The National Treasury Management Agency’s (NTMA) decision to issue annuity bonds could be a ‘win-win’ scenario for the Irish Government’s funding requirements and the Irish pension fund industry,according to global strategist with Davy Stockbrokers, Donal O’Mahony.
“There are clear incentives now in place for a sizeable asset reallocation of domestic pension funds to Irish Government debt, this from the starting point of virtually non-existent exposure.
“Irish debt management agency targeting €3bn to €5bn in related issuance over the next 18 months is a conservative estimate in light of improving sentiment regarding Irish sovereign risk,” said Mr O’Mahony in an extensive report, titled, ‘Irish solution to an Irish problem?’. Annuity bonds make principle and interest payments over the course of their 35-year lifespan.
When the single currency launched in 1999, there was a huge amount of cross border investments. By 2007, 70% of Irish Government bonds were in foreign ownership.
Periphery eurozone countries, including Ireland, have found it extremely hard to meet funding requirements since the eruption of the debt crisis. And even though the Irish Government’s stabilisation policies have ensured that the worst of the crisis has passed, the Government continues to face funding pressures, notes Mr O’Mahony.
Of the €83bn in outstanding Irish debt, only €452m, or 0.54%, is held by Irish pension funds and insurance firms.
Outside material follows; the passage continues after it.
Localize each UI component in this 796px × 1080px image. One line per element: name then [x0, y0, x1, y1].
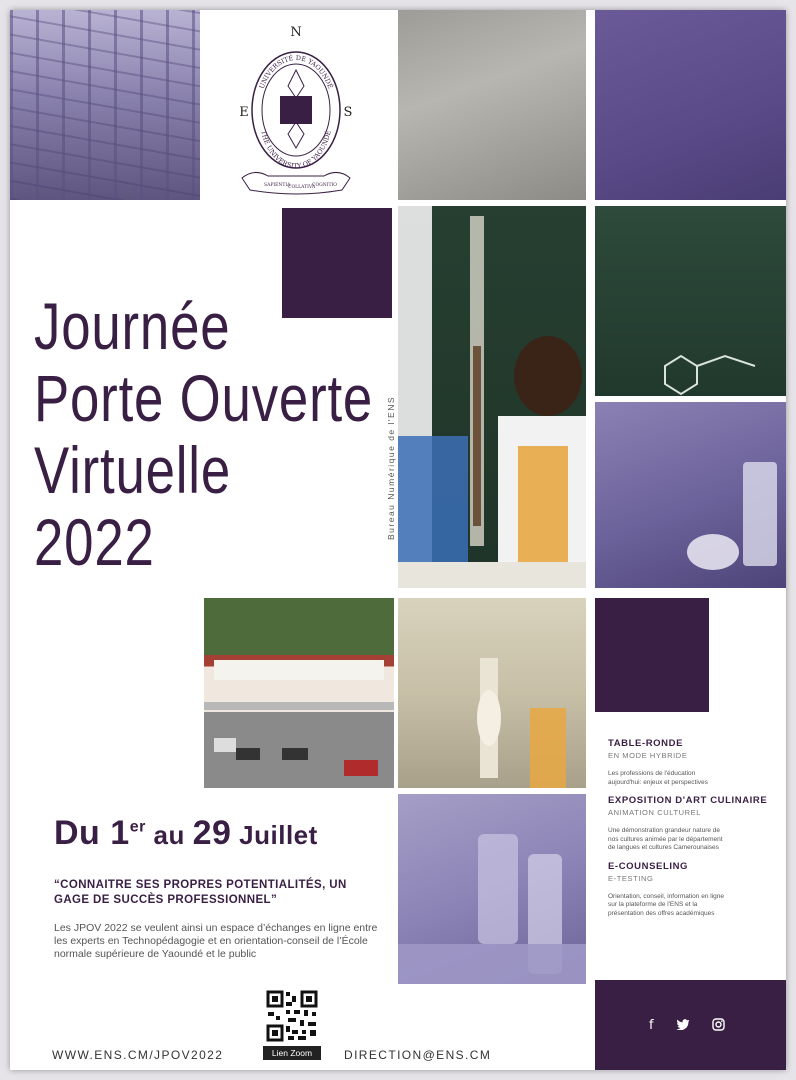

But under proposals made by the Irish pension funds industry in early 2010 and subsequently legislated for by the Government, the way is now clear for Irish pension funds to increase their holdings of Government annuity bonds.
“For Irish pension fund managers, the investment case for fixed income diversification into higher yielding Irish Governments on risk/reward ground appears a strong one, ” Mr O’Mahony said.